Sunday, May 31, 2009

Sometimes she would just lie down and listen to heartbeats and the footsteps in the foyer. She didn't think her life would end up this way, let alone that she'd feel so burdened with her heavy thoughts. She's glad though, because at least now she has one person she can talk to. Break ups aren't suppose to be easy, eventhough she let go of the rope she was holding on to along time ago. It still managed to drag itself along, becoming a ragged piece. She can't explain how she's feeling today, or why her tears seem to easily fall across her cheek.

------------------

Four years is a long time. I don't regret days I've spent.. nor the days I've had missing out on things that could have been or should have been. It's life, and we move on. We'll make mistakes and we learn from it. But what I've seen so far.. is that people will always judge another from their cover, or what they've heard. It's always assumptions that seem to taint a person's picture. A dye that can't be fixed or erased. All in all, who gets to be the one who carries the pain? My shoulders feel heavy. So heavy from the lies and talk of me. I hear things, I always will. There's really no point in hiding it. I've lost so many friends and those potential friends.. hah, they've slipped through like sand through my fingers. It's okay, but we all know its because of all the poison you've all fed into their ears, their thoughts.

Who am I to stop you? I suppose we'll never learn.

We'll always judge.

Now it's just up to us to decide. I won't refer to God but we all know where this is going to lead. How do you know a person's heart is full of sin, or simply misjudged affection?

Its hard to figure out who your friends are. Sure, you've got hundreds of friends on facebook. It's probably that half are curious of you, and the other half are those you are curious of. You're not friends, and yet you'd like to see how miserable or comment to yourself what a pretentious life that person is leading. Am I wrong? Sure, there will be that odd friend or so, that you really would like to keep in touch with. But hey, it's okay. That's just how people work.

We're all two-faced backstabing assholes at some point.

Tuesday, May 12, 2009

Please explain why we have to go through this again?
I can't stay and you won't go.
What are we going to do?
I'm lost again.
Save me.

x

Sunday, May 10, 2009

John lennon - Woman

Woman
John Lennon

(For the other half of the sky)

Woman I can hardly express
My mixed emotions at my thoughtlessness
After all I'm forever in your debt
And woman I will try to express
My inner feelings and thankfulness
For showing me the meaning of success

Ooh, well, well
Doo, doo, doo, doo, doo
Ooh, well, well
Doo, doo, doo, doo, doo

Woman I know you understand
The little child inside of the man
Please remember my life is in your hands
And woman hold me close to your heart
However distant don't keep us apart
After all it is written in the stars

Ooh, well, well
Doo, doo, doo, doo, doo
Ooh, well, well
Doo, doo, doo, doo, doo
Well

Woman please let me explain
I never meant to cause you sorrow or pain
So let me tell you again and again and again
I love you, yeah, yeah
Now and forever
I love you, yeah, yeah
Now and forever
I love you, yeah, yeah
Now and forever
I love you..
Sent from my BlackBerry® wireless device

Thursday, May 07, 2009

Her head throbs yet again. Sometimes she just lies down silently, engulfed by darkness whilst focusing her thoughts into what she could say, or what she should have said. The word "idiot" seems to spring to mind a lot. Oh girl, what do you know? Only twenty-two and you've lived too many lifetimes.

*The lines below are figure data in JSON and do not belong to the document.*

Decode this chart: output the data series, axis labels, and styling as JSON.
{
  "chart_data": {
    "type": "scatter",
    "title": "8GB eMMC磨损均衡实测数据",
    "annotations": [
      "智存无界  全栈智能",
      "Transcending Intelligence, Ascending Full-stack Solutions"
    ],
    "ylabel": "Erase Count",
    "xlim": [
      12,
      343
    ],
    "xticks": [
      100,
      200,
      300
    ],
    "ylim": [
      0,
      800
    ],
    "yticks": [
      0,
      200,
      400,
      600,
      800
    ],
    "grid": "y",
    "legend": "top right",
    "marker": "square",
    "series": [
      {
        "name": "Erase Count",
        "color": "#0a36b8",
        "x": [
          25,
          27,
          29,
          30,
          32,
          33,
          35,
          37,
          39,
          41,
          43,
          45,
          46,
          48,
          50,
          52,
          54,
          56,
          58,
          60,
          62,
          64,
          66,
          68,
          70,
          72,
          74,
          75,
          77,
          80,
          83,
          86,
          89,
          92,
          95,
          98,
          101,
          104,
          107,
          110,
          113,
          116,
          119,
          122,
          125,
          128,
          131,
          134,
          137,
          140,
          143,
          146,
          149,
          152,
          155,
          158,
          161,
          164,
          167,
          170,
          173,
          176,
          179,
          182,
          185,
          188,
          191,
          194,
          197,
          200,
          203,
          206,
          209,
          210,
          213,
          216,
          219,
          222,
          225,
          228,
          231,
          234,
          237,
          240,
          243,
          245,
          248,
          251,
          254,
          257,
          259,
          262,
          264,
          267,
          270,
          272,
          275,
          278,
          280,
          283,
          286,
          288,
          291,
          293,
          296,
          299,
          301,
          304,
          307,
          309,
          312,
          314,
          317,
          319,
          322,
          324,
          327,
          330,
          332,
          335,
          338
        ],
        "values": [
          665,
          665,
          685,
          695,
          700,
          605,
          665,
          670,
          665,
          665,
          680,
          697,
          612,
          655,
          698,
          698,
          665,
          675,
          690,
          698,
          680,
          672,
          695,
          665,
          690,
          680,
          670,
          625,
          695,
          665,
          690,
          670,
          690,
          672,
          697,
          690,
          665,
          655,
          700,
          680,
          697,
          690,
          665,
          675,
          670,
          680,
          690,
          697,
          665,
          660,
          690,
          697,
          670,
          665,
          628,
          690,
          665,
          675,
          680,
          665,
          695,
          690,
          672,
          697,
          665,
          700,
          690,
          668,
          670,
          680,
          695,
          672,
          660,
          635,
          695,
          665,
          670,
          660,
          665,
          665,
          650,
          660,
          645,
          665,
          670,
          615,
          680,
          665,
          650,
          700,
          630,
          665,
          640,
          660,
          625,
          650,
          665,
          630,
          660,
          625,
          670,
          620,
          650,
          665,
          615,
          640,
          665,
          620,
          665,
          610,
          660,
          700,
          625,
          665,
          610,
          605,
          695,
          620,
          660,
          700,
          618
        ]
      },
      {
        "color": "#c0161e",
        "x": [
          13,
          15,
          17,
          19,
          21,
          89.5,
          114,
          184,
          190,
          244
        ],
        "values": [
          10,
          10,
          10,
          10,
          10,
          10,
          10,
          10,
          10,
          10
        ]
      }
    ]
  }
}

It's those nights when she relishes in listening to calm breaths, breathing in and out. She doesn't need to think of anything else, right now nothing else matters. It's happening now and that's all she needs to know. It was a heavy start to the day, her grogginess never failing her. Coffee. Coffee. Caffeine seems to be the only way she'll stay awake through the day. There are all these questions piling up in her mind and she's wondering why everyone is tormenting her. The word "perplexed" doesn't even begin to explain what she's feeling right now. Her MSN, facebook, BBM, yahoo!, flickr accounts all seem to have messages from various people. The simple question is, why? Why now?

She swore never to open those pages of love&lust again, and yet there she is -- reliving her old memories. Oh idiot. Sometimes, sometimes.. it's probably a good idea to let the truth out. What is the truth though? How can you be sure what is real? She's not sure if this is what she wants to feel, or is this a way of making her feel better -- for now. A temporary solution? Or will this be another way to break her heart again?

Oh idiot.

What do you know?

How do I love thee? Let me count the ways.
I love thee to the depth and breadth and height
My soul can reach, when feeling out of sight
For the ends of Being and ideal Grace.
I love thee to the level of every day's
Most quiet need, by sun and candlelight.
I love thee freely, as men strive for Right;
I love thee purely, as they turn from Praise.
I love with a passion put to use
In my old griefs, and with my childhood's faith.
I love thee with a love I seemed to lose
With my lost saints, I love thee with the breath,
Smiles, tears, of all my life! and, if God choose,
I shall but love thee better after death.